Between them, the brothers Bolkiah own London’s Dorchester Hotel, the New York Palace and the Plaza Athenée in Paris. After the Sultanate’s independence from Britain in 1984 they bought 2,000 luxury limousines and became the world’s biggest customers for Rolls Royce motor cars.
But their combined spending talents, have proved unequal to the task of disposing of the revenues that constantly flow into their private bank accounts from Shell Oil, which is responsible for extracting the Sultanate’s vast but only natural resource.
So a small army of hangers-on was assembled, among them one Mohamed al Fayed. The Sultan and his brothers have long been suspected of bankrolling Fayed’s subsequent purchase of the upmarket Harrods store in London. Fayed — at the centre of recent bribery scandals in the British Parliament, as well as the father of the boyfriend who died with Princess Diana — claims that during the financial crisis of 1992 the British Government approached him personally to intercede with the Sultan to keep his billions in London.
Such large sums of cash automatically attract political interest. In 1987 it was reported that when US colonel Oliver North asked the Sultanate for help in subverting the Nicaraguan Government — $10 million was duly deposited in a Swiss bank account.
Britain, in keeping with its role as the major arms supplier to the region — Brunei is an enclave in Malaysian territory on the island of Borneo, most of which is Indonesian — concluded an arms deal with the Sultan in 1991 valued at $150 million. Few people can have suspected the presence of British Gurkha (Nepalese) troops in Brunei until they emerged to join the peace-making forces in East Timor.

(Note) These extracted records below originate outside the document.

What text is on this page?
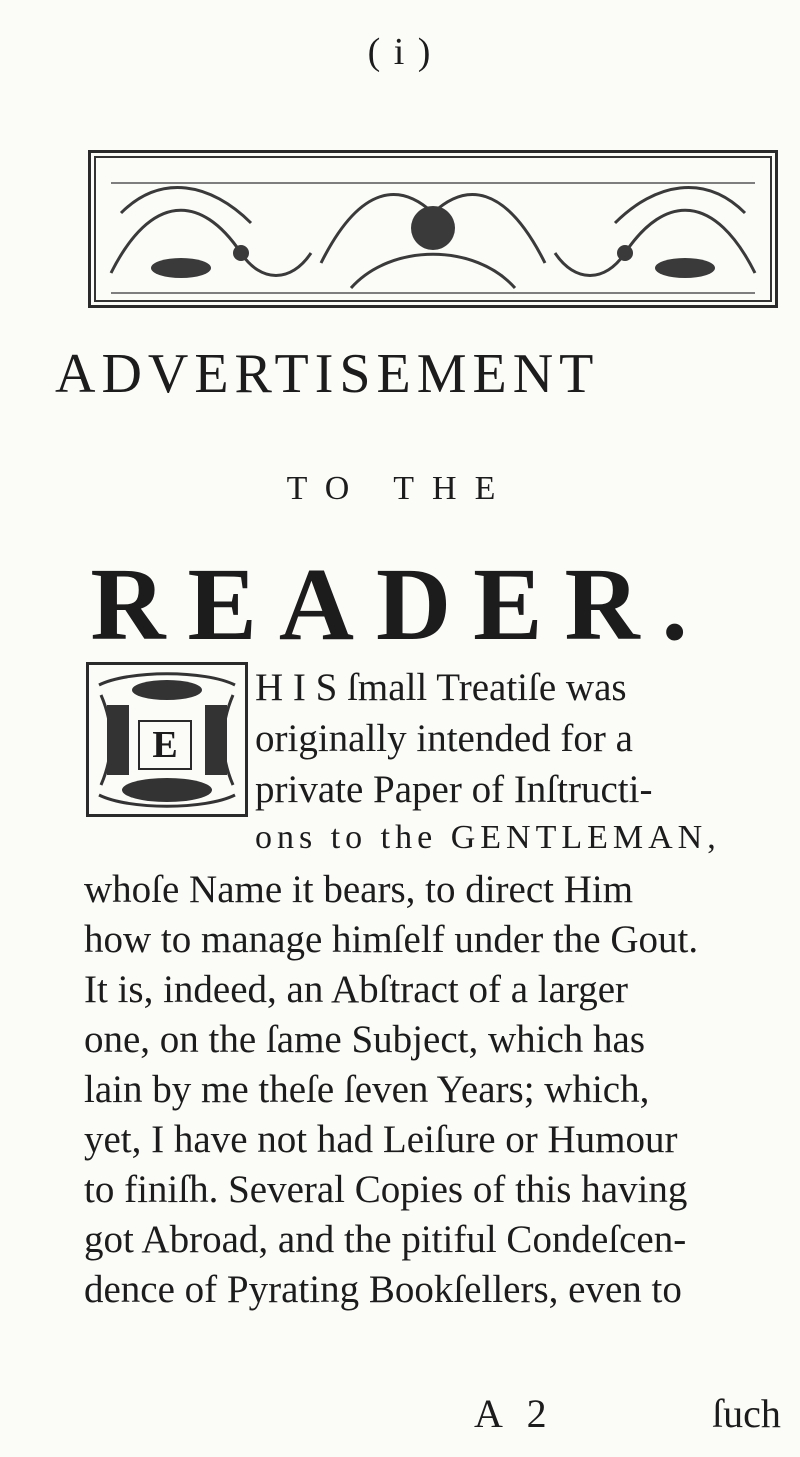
( i )
ADVERTISEMENT
TO THE
READER.
E
H I S ſmall Treatiſe was
originally intended for a
private Paper of Inſtructi-
ons to the GENTLEMAN,
whoſe Name it bears, to direct Him
how to manage himſelf under the Gout.
It is, indeed, an Abſtract of a larger
one, on the ſame Subject, which has
lain by me theſe ſeven Years; which,
yet, I have not had Leiſure or Humour
to finiſh. Several Copies of this having
got Abroad, and the pitiful Condeſcen-
dence of Pyrating Bookſellers, even to
A 2	ſuch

Even this, however, would have made only a small dent in the Sultan’s wealth had it not been for straightforward financial incompetence, a prolonged fall in the price of oil, and the Asian crash of 1997. Large sums of money were lost on property deals and attempts to prop up the currencies of neighbouring countries.
So the Sultan has had to slaughter some of his polo ponies and sell off other prized trophies, such as Embankment Place in London, valued at $376 million and home to accountants Pricewaterhouse-Coopers. Last autumn, 200 British accountants from Arthur Anderson went through the books in search of what was left, as billions disappeared from the Sultan’s portfolios with bankers Morgan Grenfell, JP Morgan, Citibank and Nomura. The annual $1 billion spent on running Brunei’s ‘Shellfare State’ is now thought to be at risk, along with the polo ponies.
Though the people of Brunei are far from poverty-stricken, they have not been allowed to vote since a failed uprising in 1962. Six political prisoners incarcerated then were finally released in 1991.
Brunei is another of the stains the oil business makes wherever it goes — in the Arabian Gulf, Nigeria, Venezuela, Colombia, Ecuador, Burma, the Caspian Sea and, arguably, Britain as well. The grotesque extravagance and greed it engenders, and the political methods used to control its production, invariably provoke widespread chaos. In this ugly pantomime the Sultan and his brother have taken prominent roles as the world’s most spendthrift individuals.